Ayah mengangguk. “Hu’um. Maafin Ayah ya, Bu. Sekarang ini Ayah malah kepikiran anak-anak. Kepikiran Amel, Dita, Rafa. Gimana nasib mereka nanti kalau ternyata pesawat ini nggak bisa nyampe ke Jakarta dengan selamat?”
“Jangan ngomong gitu. Allah pasti bantu kita,” lagi-lagi kataku lembut. Berharap membuatnya tenang.  “Ibu sayang sama Ayah,” kepalaku bersandar di bahunya.

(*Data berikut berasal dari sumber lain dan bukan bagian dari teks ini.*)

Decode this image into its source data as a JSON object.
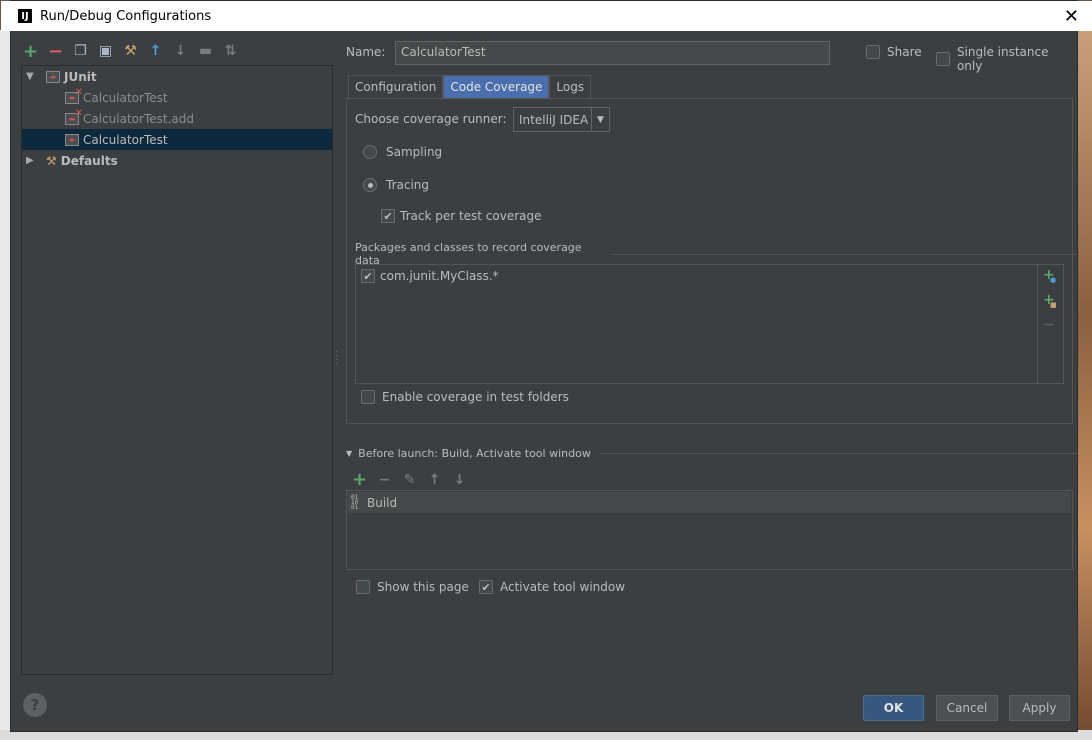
{
  "window": {
    "title": "Run/Debug Configurations",
    "app_icon": "IJ",
    "close_glyph": "✕"
  },
  "tree": {
    "root": "JUnit",
    "items": [
      "CalculatorTest",
      "CalculatorTest.add",
      "CalculatorTest"
    ],
    "defaults": "Defaults"
  },
  "form": {
    "name_label": "Name:",
    "name_value": "CalculatorTest",
    "share_label": "Share",
    "single_instance_label": "Single instance only",
    "tabs": [
      "Configuration",
      "Code Coverage",
      "Logs"
    ],
    "active_tab": "Code Coverage"
  },
  "coverage": {
    "runner_label": "Choose coverage runner:",
    "runner_value": "IntelliJ IDEA",
    "sampling_label": "Sampling",
    "tracing_label": "Tracing",
    "selected_mode": "Tracing",
    "track_label": "Track per test coverage",
    "track_checked": true,
    "packages_title": "Packages and classes to record coverage data",
    "packages": [
      {
        "name": "com.junit.MyClass.*",
        "checked": true
      }
    ],
    "enable_label": "Enable coverage in test folders",
    "enable_checked": false
  },
  "before_launch": {
    "title": "Before launch: Build, Activate tool window",
    "items": [
      "Build"
    ]
  },
  "footer": {
    "show_page_label": "Show this page",
    "show_page_checked": false,
    "activate_label": "Activate tool window",
    "activate_checked": true,
    "ok": "OK",
    "cancel": "Cancel",
    "apply": "Apply",
    "help": "?"
  },
  "colors": {
    "background": "#3c3f41",
    "selection": "#0d293e",
    "accent": "#4b6eaf",
    "ok_button": "#365880",
    "add_green": "#59a869",
    "remove_red": "#db5c5c"
  }
}
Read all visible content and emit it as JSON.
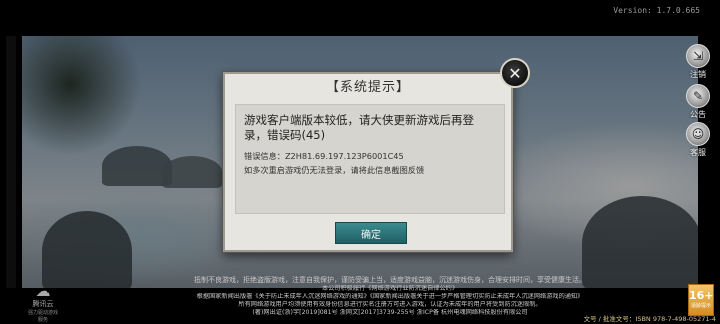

Otot-otot saraf Ayah terlihat mulai mengendur. Dia menarikku kedalam pelukannya. Kami memejamkan mata bersama. Berharap kami selamat dan pulang dalam keadaan utuh. Cuaca buruk itu seperti monster yang sedang mengintai kami. Aku berterima kasih pada suamiku. Kedongkolanku menguap. Berganti dengan rasa sayang yang sangat berlebihan. Aku terlalu mencintainya.
Awan gelap diluar masih juga belum berubah warna. Getaran juga belum mereda. Beberapa Pramugari sudah datang dan menenangkan penumpang. Ibu-ibu rombongan tadi tangisnya masih juga belum reda. Tapi beberapa penumpang yang lain sudah banyak yang berkomat-kamit. Dzikir. Hingga akhirnya entah berapa puluh menit kemudian, getaran mereda. Langit berubah warna. Tidak terlalu gelap. Hanya mendung. Melalui kaca jendela dekat tempat duduk Ayah, kulihat jauh tempat di ujung sana awan sedang menurunkan hujan di suatu daerah. Air itu terlihat turun seperti kelambu abu-abu yang menyelimuti kota. Mungkin juga hanya kelurahan. Aku tak peduli.

Tangan Ayah masih memelukku erat. Kali ini aku yakin, dia tak akan meninggalkanku lagi. Dia tak akan berlari lebih dulu dan membiarkanku panik sendirian. Bahunya hangat memelukku. Aku cinta Ayah. Aku sayang anak-anakku. Aku akan pulang untuk mereka. Tuhan  masih menyayangi kami, aku dan suamiku. Karena itu kami di biarkan pulang. Mendapat kesempatan hidup lebih lama lagi untuk saling berkasih sayang satu sama lain. Apa yang lebih berharga daripada ini? jawabannya adalah nyawa, suamiku dan anak-anakku.